With cries from the townspeople to ‘‘Kill the elephant!’’ and threats from nearby town leaders to bar the circus if ‘‘Murderous Mary,’’ as newspapers quickly dubbed her, remained a part of the show, the circus’s owner, Charlie Sparks, knew he had to do something to appease the public’s blood lust and save his business. (Among the penalties he is said to have contemplated was electrocution, a ghastly precedent for which had been set 13 years earlier, on the grounds of the nearly completed Luna Park in Coney Island.
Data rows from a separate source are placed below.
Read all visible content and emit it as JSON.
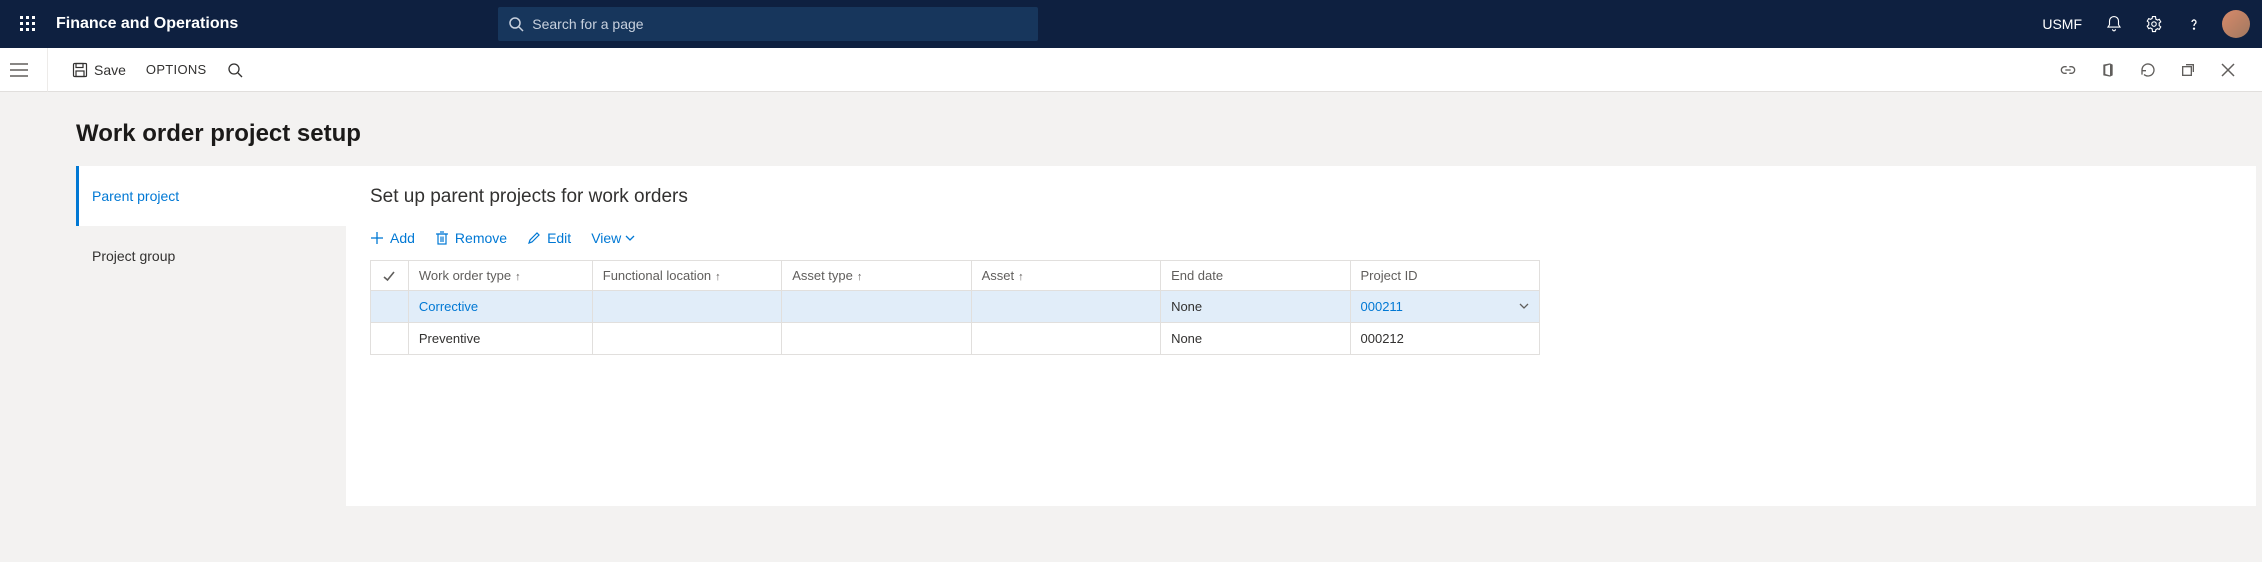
{
  "navbar": {
    "brand": "Finance and Operations",
    "search_placeholder": "Search for a page",
    "company": "USMF"
  },
  "commandbar": {
    "save_label": "Save",
    "options_label": "OPTIONS"
  },
  "page": {
    "title": "Work order project setup"
  },
  "sidenav": {
    "items": [
      {
        "label": "Parent project",
        "active": true
      },
      {
        "label": "Project group",
        "active": false
      }
    ]
  },
  "panel": {
    "heading": "Set up parent projects for work orders",
    "actions": {
      "add": "Add",
      "remove": "Remove",
      "edit": "Edit",
      "view": "View"
    },
    "columns": {
      "work_order_type": "Work order type",
      "functional_location": "Functional location",
      "asset_type": "Asset type",
      "asset": "Asset",
      "end_date": "End date",
      "project_id": "Project ID"
    },
    "rows": [
      {
        "work_order_type": "Corrective",
        "functional_location": "",
        "asset_type": "",
        "asset": "",
        "end_date": "None",
        "project_id": "000211",
        "selected": true
      },
      {
        "work_order_type": "Preventive",
        "functional_location": "",
        "asset_type": "",
        "asset": "",
        "end_date": "None",
        "project_id": "000212",
        "selected": false
      }
    ]
  }
}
A longtime circus elephant named Topsy, who’d killed three trainers in as many years — the last one after he tried to feed her a lighted cigarette — became the largest and most prominent victim of Thomas Edison, the father of direct-current electricity, who had publicly electrocuted a number of animals at that time using his rival George Westinghouse’s alternating current, in hopes of discrediting it as being too dangerous.)

Sparks ultimately decided to have Mary hanged and shipped her by train to the nearby town of Erwin, Tenn., where more than 2,500 people gathered at the local rail yard for her execution. Dozens of children are said to have run off screaming in terror when the chain that was suspended from a huge industrial crane snapped, leaving Mary writhing on the ground with a broken hip. A local rail worker promptly clambered up Mary’s bulk and secured a heavier chain for a second, successful hoisting.

1 comment:

karsten said...

I saw that NYTimes article a while ago. Did you catch the part about how elephants are raping rhinoceroses nowadays? At the time I tried to do some more research into it and couldn't find anything.